Educational leaders should go "walkabout" like Australian Aborigines in order to fully understand the importance of protecting the environment, a new report recommends.

WWF Scotland's Natural Change programmes - comprising 16 days of "residential wilderness workshops", meetings and mentoring over six months - are claimed to have had a profound effect on participants.

Each programme comprises two week-long residential stays in wilderness areas, four months apart. They are designed for people with "positions of influence in society", and attempt to engender "leadership and social action for an ecologically sustainable future".

A central feature is the "solo", which echoes a long tradition of solitary spiritual searching encompassing the walkabout, Native American "vision quests" and Christ's 40 days in the desert. Participants must find a spot to sit and remain within 10 metres of it from dawn to dusk.

WWF Scotland's report concludes that Natural Change, along with supporting research, shows how "committed leadership for sustainability is not cultivated solely through knowledge and intellect; it is achieved through a deep engagement with an individual's values and sense of identity".

The report acknowledges that the impact is hard to measure, and that commissioning such projects requires funders to be brave and "let go of the common practice of seeking specific predefined outcomes".

One participant, YoungScot chief executive Louise Macdonald, said: "I have a new and profound respect for the earth and our complex relationship with it."

The first programme, in 2008, involved people from theatre, health, architecture, charity and education; the second, in 2010, drew purely from education.

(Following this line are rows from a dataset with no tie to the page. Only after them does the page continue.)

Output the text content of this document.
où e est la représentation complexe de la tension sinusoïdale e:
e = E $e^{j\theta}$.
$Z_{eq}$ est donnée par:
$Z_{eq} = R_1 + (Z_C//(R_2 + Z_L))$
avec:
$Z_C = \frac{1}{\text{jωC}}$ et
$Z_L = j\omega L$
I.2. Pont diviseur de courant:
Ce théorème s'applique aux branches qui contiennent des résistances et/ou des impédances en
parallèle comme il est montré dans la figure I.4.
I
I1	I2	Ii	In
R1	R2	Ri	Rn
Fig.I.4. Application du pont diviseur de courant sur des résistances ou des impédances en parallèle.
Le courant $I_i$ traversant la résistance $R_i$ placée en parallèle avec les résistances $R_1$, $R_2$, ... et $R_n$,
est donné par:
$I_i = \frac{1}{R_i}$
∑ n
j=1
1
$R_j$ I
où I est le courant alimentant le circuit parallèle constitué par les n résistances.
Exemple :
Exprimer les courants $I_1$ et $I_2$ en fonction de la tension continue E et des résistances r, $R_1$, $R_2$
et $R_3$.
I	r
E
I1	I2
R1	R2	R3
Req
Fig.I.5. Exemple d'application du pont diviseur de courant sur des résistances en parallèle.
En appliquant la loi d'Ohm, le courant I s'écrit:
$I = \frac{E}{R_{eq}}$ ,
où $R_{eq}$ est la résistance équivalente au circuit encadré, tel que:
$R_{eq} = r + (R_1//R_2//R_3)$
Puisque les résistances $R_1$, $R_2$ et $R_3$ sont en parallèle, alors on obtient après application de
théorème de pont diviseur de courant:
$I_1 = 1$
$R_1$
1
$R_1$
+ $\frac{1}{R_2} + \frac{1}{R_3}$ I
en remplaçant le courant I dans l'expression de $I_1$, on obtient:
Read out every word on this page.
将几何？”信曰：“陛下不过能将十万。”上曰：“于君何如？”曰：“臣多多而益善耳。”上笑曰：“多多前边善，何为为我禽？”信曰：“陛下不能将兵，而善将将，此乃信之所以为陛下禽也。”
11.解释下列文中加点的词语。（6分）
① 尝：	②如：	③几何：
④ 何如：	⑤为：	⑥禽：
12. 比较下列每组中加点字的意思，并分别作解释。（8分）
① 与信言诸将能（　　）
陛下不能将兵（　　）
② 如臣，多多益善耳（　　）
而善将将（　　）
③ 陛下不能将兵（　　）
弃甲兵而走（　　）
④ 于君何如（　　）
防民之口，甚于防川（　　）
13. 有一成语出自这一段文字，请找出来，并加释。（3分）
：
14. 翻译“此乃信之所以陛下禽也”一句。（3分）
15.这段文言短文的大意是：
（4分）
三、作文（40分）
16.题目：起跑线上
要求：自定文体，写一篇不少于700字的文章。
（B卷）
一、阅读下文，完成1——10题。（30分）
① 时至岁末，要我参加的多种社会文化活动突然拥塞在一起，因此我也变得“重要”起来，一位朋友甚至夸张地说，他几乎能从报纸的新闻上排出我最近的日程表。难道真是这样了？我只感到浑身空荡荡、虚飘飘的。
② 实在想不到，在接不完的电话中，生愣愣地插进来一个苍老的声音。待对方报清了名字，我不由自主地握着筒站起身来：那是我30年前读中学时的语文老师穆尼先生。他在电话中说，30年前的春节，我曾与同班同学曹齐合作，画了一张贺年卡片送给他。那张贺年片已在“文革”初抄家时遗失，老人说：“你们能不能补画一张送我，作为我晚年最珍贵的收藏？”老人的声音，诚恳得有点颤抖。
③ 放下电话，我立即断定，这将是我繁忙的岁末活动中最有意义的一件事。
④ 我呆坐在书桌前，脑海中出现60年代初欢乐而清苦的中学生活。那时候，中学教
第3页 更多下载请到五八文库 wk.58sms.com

The participants in that programme included: Rosa Murray, professional officer of the General Teaching Council for Scotland; Ken Cunningham, School Leaders Scotland general secretary; Gill Troup, depute principal at the University of the West of Scotland; Sheila Smith, West Lothian Council CPD officer; John Daffurn, East Renfrewshire Council professional officer; Paula Evans, Cosla policy manager; and Alastair Milloy, James Watt College vice-principal for corporate development.

henry.hepburn@tess.co.uk

Case study

Roseleen Shanley, a teacher of religious, moral and philosophical studies at Aberdeen's Bucksburn Academy, took part in 2008 and said Natural Change had a "great impact" on her work:

- The school has helped to tidy and improve a number of National Trust for Scotland properties;

- A joint research project with Aberdeen University seeks to establish how student leadership is evolving through environment and sustainability work;

- She helped bring about an outdoor classroom within walking distance of the school.